Jarrett Martineau: I think we’ve covered almost everything. I’ll highlight the Brian Eno documentary because that one is quite an interesting experiment and I had a chance to see the version of the film in Montreal a few weeks ago at the Mutek Festival. This film is basically the first attempt at making a generative documentary. The director collaborated with a software developer and a digital artist. They built basically a whole playable AI software that could create real time unique cuts of the film every time the film is shown. Partly, that’s because the archive of materials this film is drawing from is a HUGE amount of material. Various formats of audio, old video tapes, and things over the years. Hustwit took over 50 hours of interviews with Brian Eno, and then a composite of other archival stuff that he pulled together and all of that gets fed into the engine of this software that was developed. Then he’s been basically able to create a real time edit of the film that is partly guided by him and the AI. Together they make these new versions of the film every time.

 

HNMAG: And as a curator, did you have to work with a big team?
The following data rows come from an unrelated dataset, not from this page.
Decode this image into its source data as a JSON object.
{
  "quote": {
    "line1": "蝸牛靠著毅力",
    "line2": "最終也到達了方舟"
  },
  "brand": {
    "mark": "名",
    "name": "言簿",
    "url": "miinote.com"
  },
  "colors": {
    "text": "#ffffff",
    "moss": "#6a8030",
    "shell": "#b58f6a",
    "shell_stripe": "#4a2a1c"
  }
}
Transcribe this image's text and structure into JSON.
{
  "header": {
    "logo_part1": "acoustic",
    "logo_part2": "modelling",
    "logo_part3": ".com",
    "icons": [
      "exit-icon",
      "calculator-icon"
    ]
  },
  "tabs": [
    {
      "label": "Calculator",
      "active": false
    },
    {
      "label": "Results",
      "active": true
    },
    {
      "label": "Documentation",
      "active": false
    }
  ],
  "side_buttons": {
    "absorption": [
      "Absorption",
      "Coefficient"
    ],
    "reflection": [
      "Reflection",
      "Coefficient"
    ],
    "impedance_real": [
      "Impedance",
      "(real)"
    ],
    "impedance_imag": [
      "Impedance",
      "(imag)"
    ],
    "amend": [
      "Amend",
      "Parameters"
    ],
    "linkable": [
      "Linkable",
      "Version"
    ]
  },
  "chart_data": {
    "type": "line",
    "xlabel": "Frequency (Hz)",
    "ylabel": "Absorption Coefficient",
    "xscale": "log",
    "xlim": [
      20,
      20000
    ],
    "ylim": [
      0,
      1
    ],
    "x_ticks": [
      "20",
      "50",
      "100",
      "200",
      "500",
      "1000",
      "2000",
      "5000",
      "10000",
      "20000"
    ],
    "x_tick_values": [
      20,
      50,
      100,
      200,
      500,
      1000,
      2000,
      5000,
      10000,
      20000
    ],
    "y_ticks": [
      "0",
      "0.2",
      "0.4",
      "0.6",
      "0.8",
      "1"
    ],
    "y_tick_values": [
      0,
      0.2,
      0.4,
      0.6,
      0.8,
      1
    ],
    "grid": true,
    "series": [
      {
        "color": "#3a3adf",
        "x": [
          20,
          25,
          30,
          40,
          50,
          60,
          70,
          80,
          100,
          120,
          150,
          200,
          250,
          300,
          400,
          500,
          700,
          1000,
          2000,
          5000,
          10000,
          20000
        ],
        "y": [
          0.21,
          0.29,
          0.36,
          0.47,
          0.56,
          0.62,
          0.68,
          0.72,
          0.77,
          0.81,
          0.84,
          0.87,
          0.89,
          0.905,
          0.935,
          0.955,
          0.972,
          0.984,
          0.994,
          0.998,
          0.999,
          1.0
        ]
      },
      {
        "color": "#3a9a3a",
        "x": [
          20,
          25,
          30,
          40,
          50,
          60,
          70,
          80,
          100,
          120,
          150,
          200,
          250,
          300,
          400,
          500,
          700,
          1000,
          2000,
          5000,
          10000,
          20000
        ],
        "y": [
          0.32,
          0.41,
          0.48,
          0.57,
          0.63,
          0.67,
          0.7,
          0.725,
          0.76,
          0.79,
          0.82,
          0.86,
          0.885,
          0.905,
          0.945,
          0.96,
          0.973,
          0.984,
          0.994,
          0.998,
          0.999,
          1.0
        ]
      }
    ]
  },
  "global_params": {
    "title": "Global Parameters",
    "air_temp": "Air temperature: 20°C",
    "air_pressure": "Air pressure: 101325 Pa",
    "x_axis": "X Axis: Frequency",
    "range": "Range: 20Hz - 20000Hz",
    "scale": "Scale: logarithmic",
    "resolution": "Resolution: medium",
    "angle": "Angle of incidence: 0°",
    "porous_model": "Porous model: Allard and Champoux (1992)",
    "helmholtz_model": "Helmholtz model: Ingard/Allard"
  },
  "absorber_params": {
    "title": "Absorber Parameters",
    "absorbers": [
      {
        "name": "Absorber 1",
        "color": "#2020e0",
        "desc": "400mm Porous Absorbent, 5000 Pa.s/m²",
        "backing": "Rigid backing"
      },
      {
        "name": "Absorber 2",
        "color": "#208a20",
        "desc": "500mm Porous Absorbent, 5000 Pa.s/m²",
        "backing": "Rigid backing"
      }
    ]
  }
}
Jarrett Martineau: I’ve certainly had the support of the VIFF team as we’ve moved toward computing all these grand ideas. One of them with Alanis Obomsawin for example, we’re putting together a unique ensemble for her performance because she is known as a filmmaker primarily. People know her from that work, she’s made over 50 films, she’s probably the most prolific and prominent documentarian in Canada. People don’t know that she also has this musical aspect to her career that began in her early part of her creative life. She’s going to do an early performance in her 90’s which is unbelievable to me. I’ve been chasing this, hoping for it for so many years. I’m glad that it’s happening this year. Most of the time, with coordination, it’s just me.

 

HNMAG: What about other curators of programs? Did you get to interact with them and give feedback on their plans?

Jarrett Martineau: I guess I was talking quite closely with VIFF AMP because they do a lot of programming with music that’s connected to the festival. I was working on the stuff that they were working on, and wanted to make sure there was enough complementarity happening between those programs and that there’s not overlap and anything else. There’s some good synergies there, I think some of the programming I’ve done with Eno is pretty aligned with some of the Signals Program which is also on the intersection of tech and cinema and storytelling. Then in terms of the main film program, they’ve been doing their jobs for quite a long time, and so they have a HUGE amount of material to get through. I’ve met everyone and t’s kind of cool to see where these intersections happen across people’s programs. I think everyone’s been heads down doing their respective curatorial work.

 

HNMAG: I hear there are 69 short films screening this year. Did you and Casey Wei get to talk about some of them together?

Jarrett Martineau: I actually don’t know from Casey if there are any musicals but there’s definitely some bold choices. I got to see a few excerpts of the program and it looks pretty awesome.

 

HNMAG: And are local filmmakers more situated in the same program, or would you say they’re interspaced?

Jarrett Martineau: My understanding is that there’s a little bit more interspace in where the programming lives, but obviously opening with a film from a local team, and there’s integration of local content through all the different programs. Maybe not all, but a bunch of the different programs. It seems like the local community is fairly represented in a lot of aspects of the festival this year which is amazing.

Alanis with a lot of local musicians, the opening film with a live orchestra, and all this other content. I think VIFF is going to have its most exciting showcase this year. I’m going to check out as much as I can and I urge you to do the same. You’ll be amazed, and just might even be singing any eagworms you pick up during the festival run for a whole month.